Because this method of throwing involves cutting each piece from the hump, it is necessary to turn the foot (base) of each piece. In contrast to traditional Western techniques, great attention is paid to the base and most pieces are highly tooled (except in certain areas, such as Bizen, where they use very little tooling to clean a pot up). This is because what is unseen (and in the case, of pots, felt by the fingers) is very important to Japanese potters. As Alistair points out, “Japanese beauty is much more about inner beauty than outer beauty.” Therefore, great attention is given to the inner surface of a pot, even in those vessels, such as bottles and jars, in which this surface will never be seen.
This idea of inner beauty is highlighted by the fact that, in contrast to the Westem technique, Japanese potters throw to the inner surface of the pot and therefore the inside shape becomes far more important than the outside in forming the piece. Generally, more tools are used in making Japanese ceramics, than in the West, and this is particularly the case in making porcelain, where, after throwing, the outside shape is tumed to mirror the inside.

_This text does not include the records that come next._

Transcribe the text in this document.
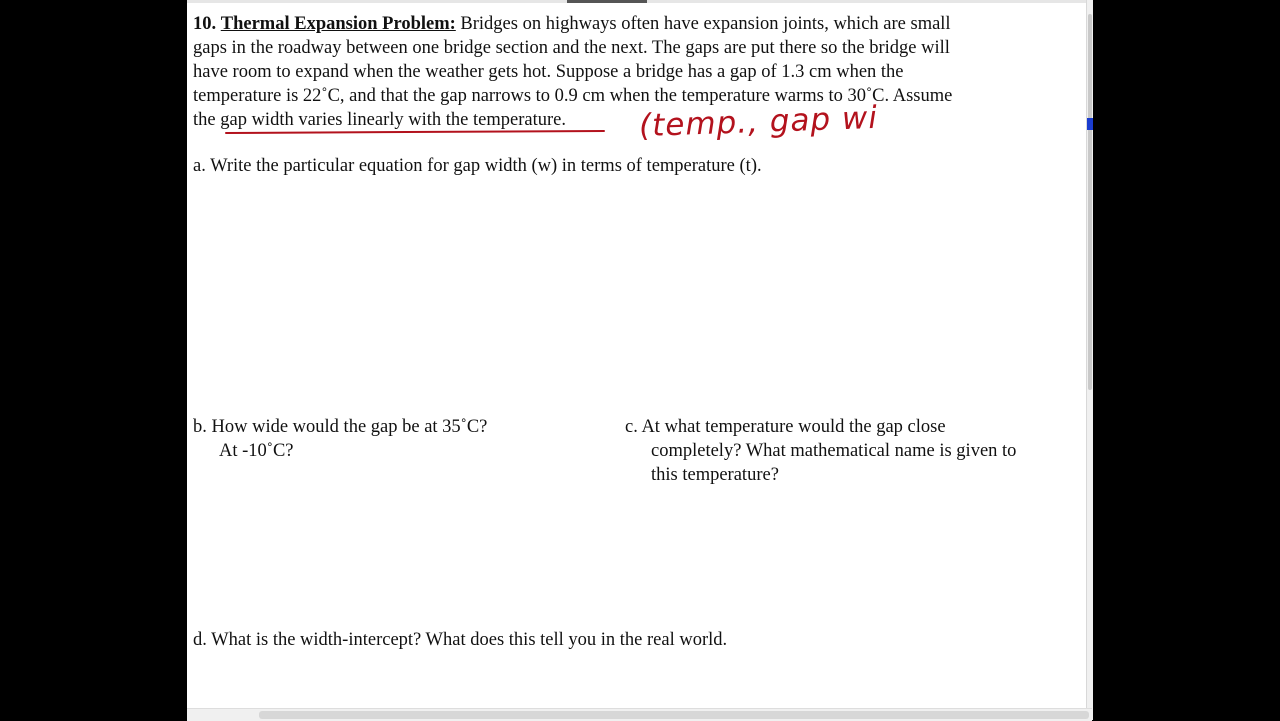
10. Thermal Expansion Problem: Bridges on highways often have expansion joints, which are small
gaps in the roadway between one bridge section and the next. The gaps are put there so the bridge will
have room to expand when the weather gets hot. Suppose a bridge has a gap of 1.3 cm when the
temperature is 22˚C, and that the gap narrows to 0.9 cm when the temperature warms to 30˚C. Assume
the gap width varies linearly with the temperature.	(temp., gap wi
a. Write the particular equation for gap width (w) in terms of temperature (t).
b. How wide would the gap be at 35˚C?
At -10˚C?
c. At what temperature would the gap close
completely? What mathematical name is given to
this temperature?
d. What is the width-intercept? What does this tell you in the real world.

Perhaps the most widely used tools in the Japanese potter’s workshop are the trimming tools, the kezuri no dogu of which the kanna (literally “planes”, flat strips of metal usually bent at both end but in opposite directions) are the most important. Store-bought metal knives, often reworked by the potter to a desired shape and hera (bamboo knives) are also used for trimming, carving or shaping. Among the tools used in throwing, is the dango or rib, a knuckle-shaped piece of wood with which pressure is applied form the inside while shaping the pot. A potter will also have at least one kote for shaping bowls and tools and an egote for making tall and large shapes. When a number of identical pieces are required for a production run or for a set of cups or mugs, the diameter and depths are checked with a tonbo or “dragonfly”, a simple gauge made of bamboo.41
It is often necessary to make new tools for each new shape. It is therefore important to first think carefully about the desired piece, design the shape and allow for shrinkage in the making of the tools. Because Alistair continued to throw in the opposite direction to the traditional Japanese way, the tools he required to work effectively were the reverse of those available. It was therefore necessary for him to learn to make all his own tools, an experience which continued to stand him in good stead on his return to Australia where Japanese tools are generally not available.